Моя речь несколько остудила его пыл, чему, должен сказать, я немало порадовался, потому что он завязал швыряться стаканами, ворочать столы и плеваться мне в лицо. Он отпустил меня, сунул руки в карманы и при­слонился к стенке.

— Что ж, Парольщик мне достался что надо, как ты думаешь? — изрекает он без малейшей тени улыбки на лице.

Он действительно ОТСТУПИЛ, вот только глаз не стал опускать, глаза его молча говорили, ты, мол, даже не пытайся изучать мое лицо, потому что тебя я вижу на­сквозь, у меня в зрачки темные линзы вживлены, чтобы не ослепнуть от твоего блеска, чтобы видеть тебя таким, какой ты есть. Лично я никогда ничего подобного не видел. Он глядел так, словно изучил меня от корки до корки. Никто и никогда не знал меня, и не думаю, что ему на самом деле удалось пробраться ко мне в потроха, но мне все равно не понравилось, как он меня взглядом мерил: так, будто был УВЕРЕН, что все видит и понима­ет, но дело-то в том, что я сам себя не знаю, и мысль, что он может знать меня лучше, чем я сам, несколько непри­ятно отозвалась в сознании — вот так вот и было, наде­юсь, вы уследили за ходом моей мысли.

— Мне всего-то надо притвориться маленьким маль­чиком, потерявшимся в огромном универмаге, — нако­нец собираюсь с силами я.

— А что, если обычно он не помогает маленьким по­терявшимся мальчикам?

— Он что, спокойно пройдет мимо, когда я буду над­рываться от рева?

— Не знаю.

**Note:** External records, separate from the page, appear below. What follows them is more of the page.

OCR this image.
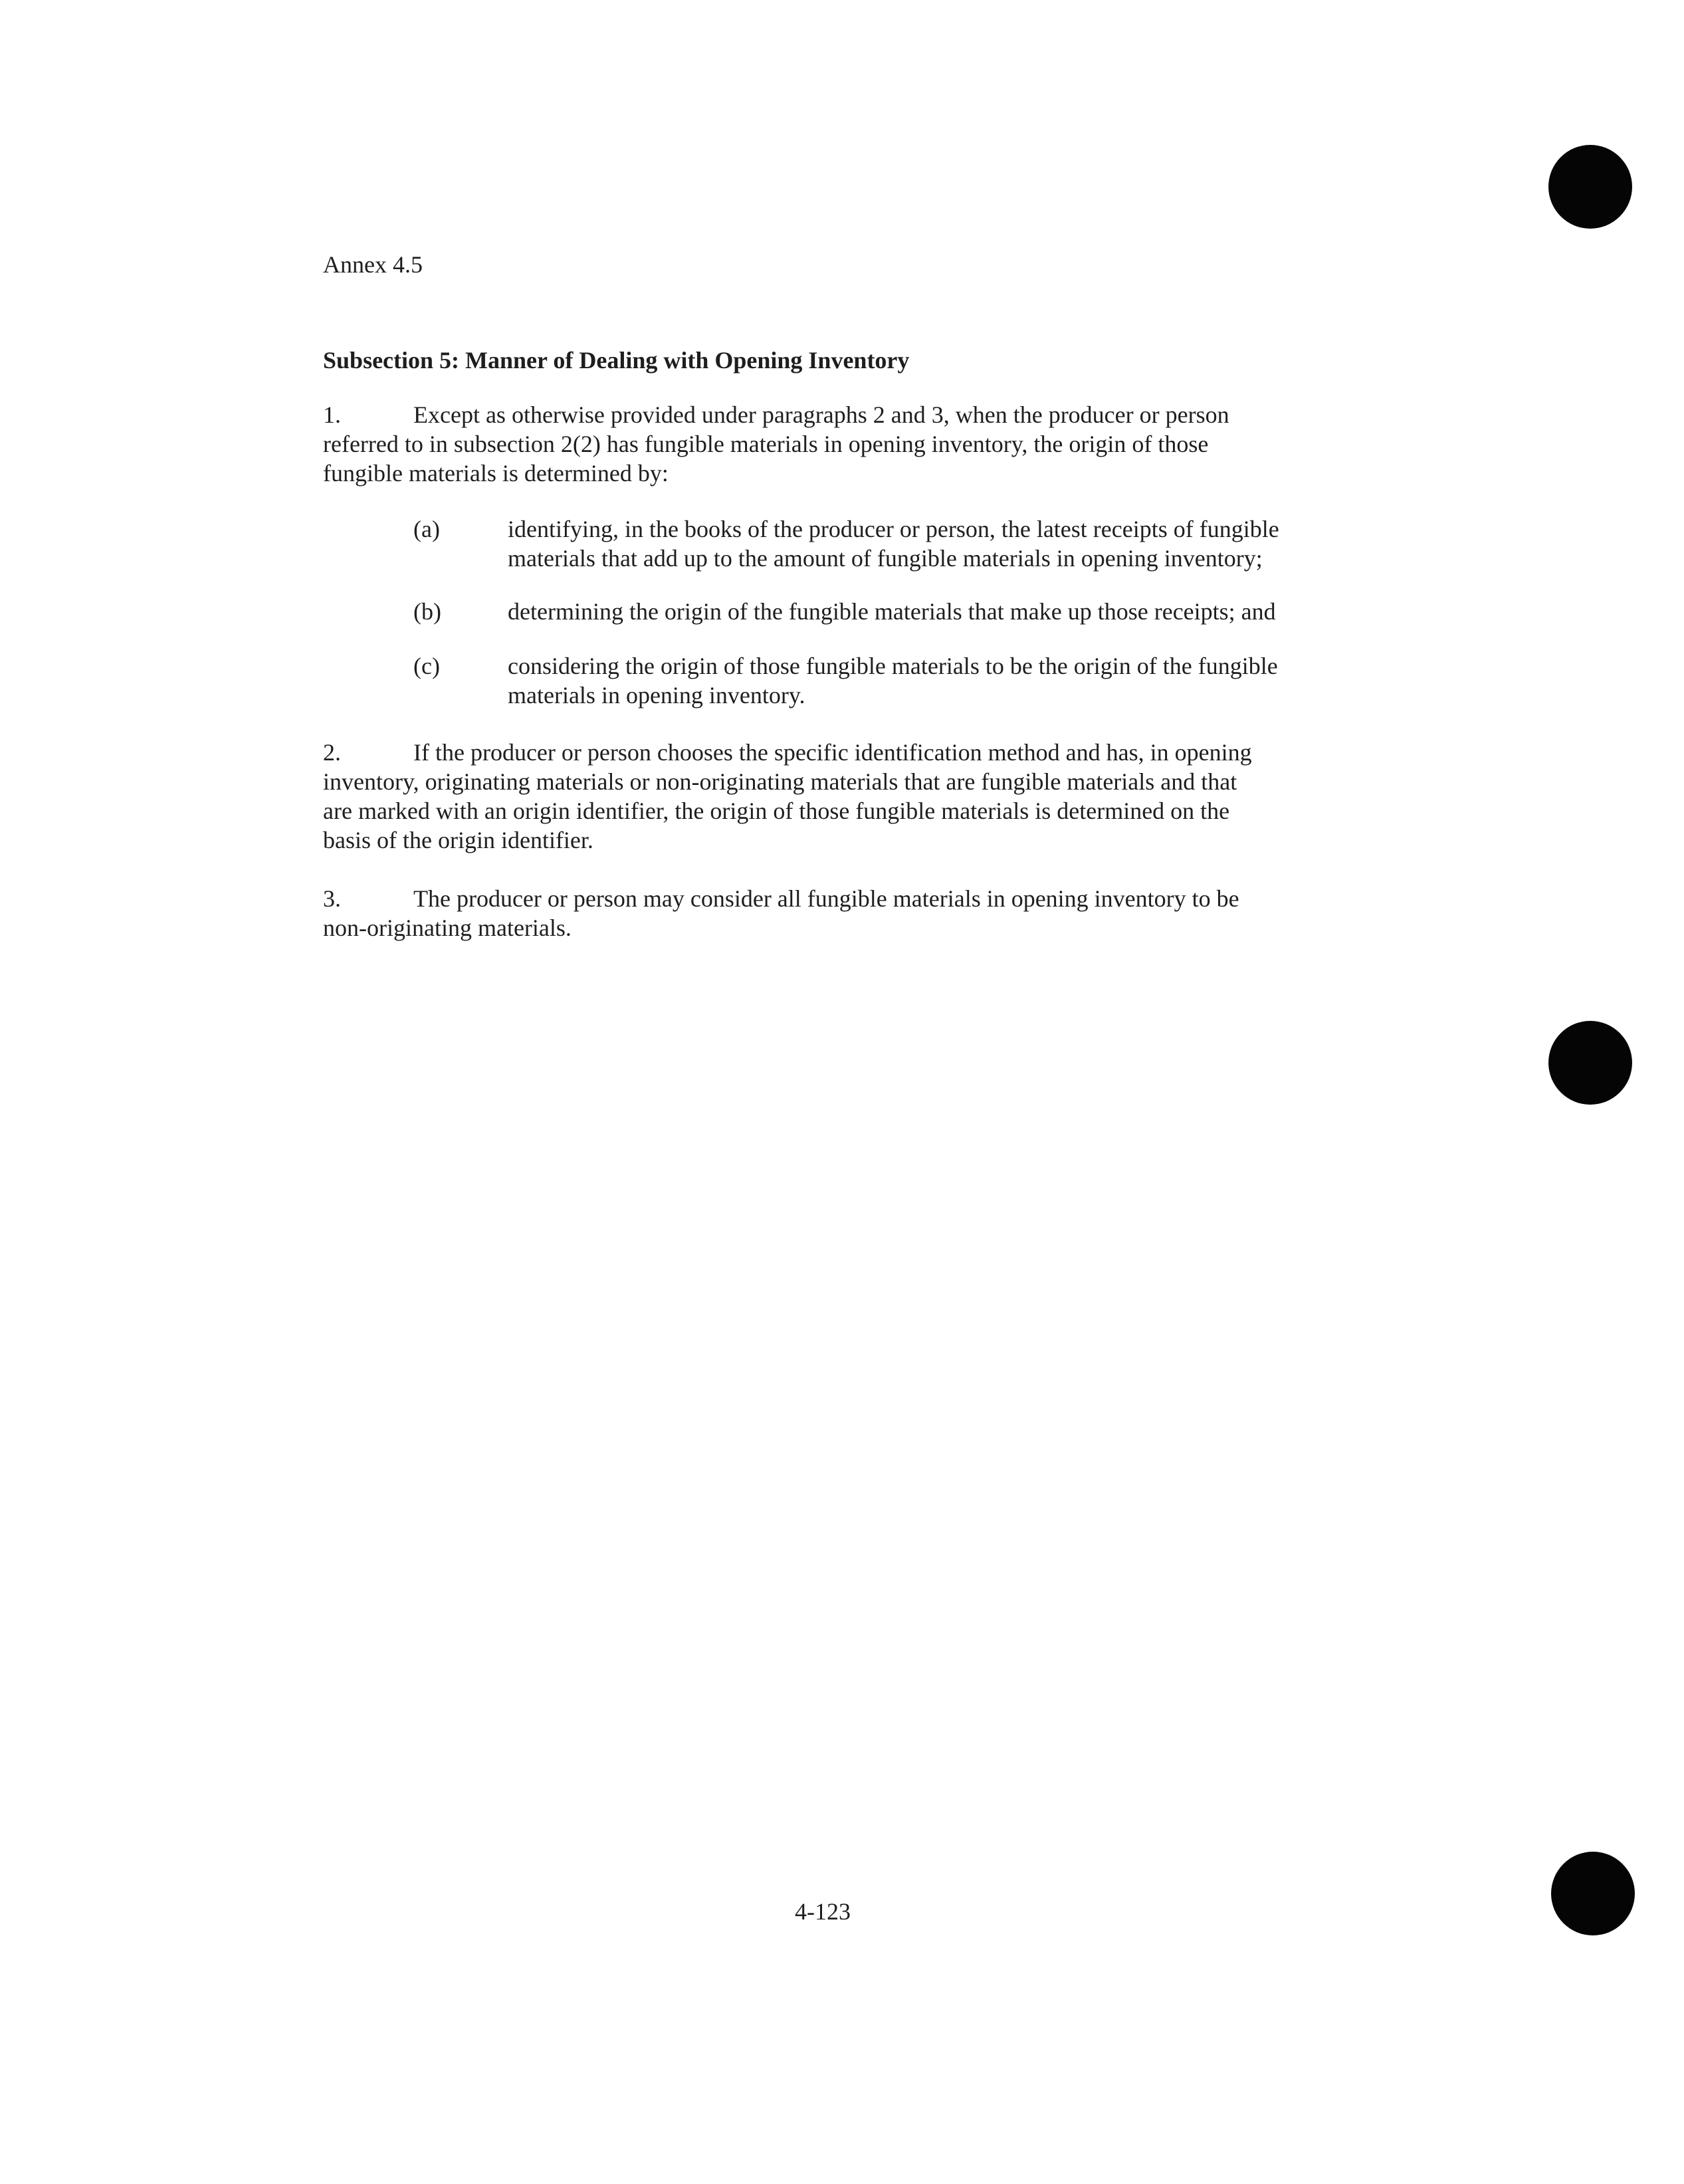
Annex 4.5
Subsection 5: Manner of Dealing with Opening Inventory
1.	Except as otherwise provided under paragraphs 2 and 3, when the producer or person
referred to in subsection 2(2) has fungible materials in opening inventory, the origin of those
fungible materials is determined by:
(a)	identifying, in the books of the producer or person, the latest receipts of fungible
materials that add up to the amount of fungible materials in opening inventory;
(b)	determining the origin of the fungible materials that make up those receipts; and
(c)	considering the origin of those fungible materials to be the origin of the fungible
materials in opening inventory.
2.	If the producer or person chooses the specific identification method and has, in opening
inventory, originating materials or non-originating materials that are fungible materials and that
are marked with an origin identifier, the origin of those fungible materials is determined on the
basis of the origin identifier.
3.	The producer or person may consider all fungible materials in opening inventory to be
non-originating materials.
4-123
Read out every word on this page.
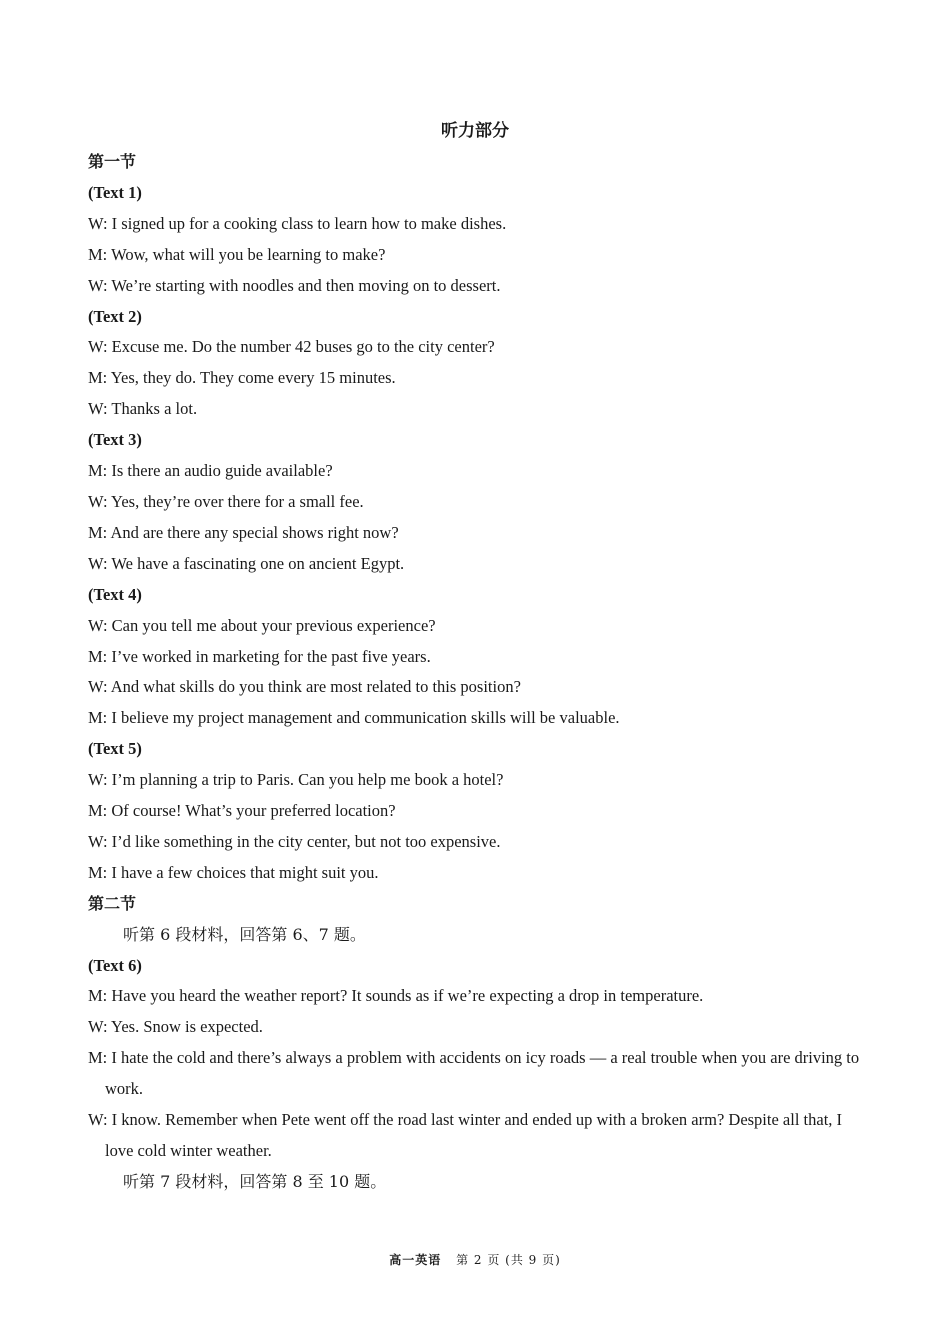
听力部分
第一节
(Text 1)
W: I signed up for a cooking class to learn how to make dishes.
M: Wow, what will you be learning to make?
W: We’re starting with noodles and then moving on to dessert.
(Text 2)
W: Excuse me. Do the number 42 buses go to the city center?
M: Yes, they do. They come every 15 minutes.
W: Thanks a lot.
(Text 3)
M: Is there an audio guide available?
W: Yes, they’re over there for a small fee.
M: And are there any special shows right now?
W: We have a fascinating one on ancient Egypt.
(Text 4)
W: Can you tell me about your previous experience?
M: I’ve worked in marketing for the past five years.
W: And what skills do you think are most related to this position?
M: I believe my project management and communication skills will be valuable.
(Text 5)
W: I’m planning a trip to Paris. Can you help me book a hotel?
M: Of course! What’s your preferred location?
W: I’d like something in the city center, but not too expensive.
M: I have a few choices that might suit you.
第二节
听第 6 段材料，回答第 6、7 题。
(Text 6)
M: Have you heard the weather report? It sounds as if we’re expecting a drop in temperature.
W: Yes. Snow is expected.
M: I hate the cold and there’s always a problem with accidents on icy roads — a real trouble when you are driving to work.
W: I know. Remember when Pete went off the road last winter and ended up with a broken arm? Despite all that, I love cold winter weather.
听第 7 段材料，回答第 8 至 10 题。
高一英语 第 2 页 (共 9 页)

А вдруг так и будет? Что тогда? Думаешь, у тебя получится встретиться с ним еще раз?

— Хорошо, будем считать, что потеряшка в универ­маге не катит. Но я могу грохнуться с велосипеда на его лужайке. Могу попробовать всучить ему кабельные жур­налы.

Однако Гастролер точно угадывал мои мысли:

— Стоит тебе заикнуться о журналах, он хлопнет две­рью прямо перед твоим носом, если вообще ее откроет, А что касается велосипеда и лужайки, то здесь твой стеклянный умишко, видимо, совсем съехал, раз выдал такую идею. Моя подружка работает сейчас на него, и знаешь, как ей это удалось? Задача не так проста, как ты дума­ешь, потому что этого типа вокруг пальца не обведешь — моей девчонке пришлось устроить целую истерику, мол, с парнем своим она порвала, Джесс X. Хант один из всех людей на свете носит жилетку, в которую она хочет попла­каться, и вообще, его жена такая счастливая, у нее такой замечательный супруг и так далее, и все в таком роде. Этому он еще поверил. Но когда у него на лужайке вдруг грохнется малец, он начнет задумываться: что-то стран­ное вокруг него творится, — или ты считаешь, что будет иначе? Он параноик, в этом я уверен на все сто, потому что к федеральной верхушке ты и близко не подберешься, если не научишься смотреть по сторонам и расправлять­ся с врагами прежде, чем ОНИ поймут, что им следует позаботиться о тебе. Если хоть на секундочку он заподо­зрит, что кто-то его пасет, как ты думаешь, что он сдела­ет первым делом?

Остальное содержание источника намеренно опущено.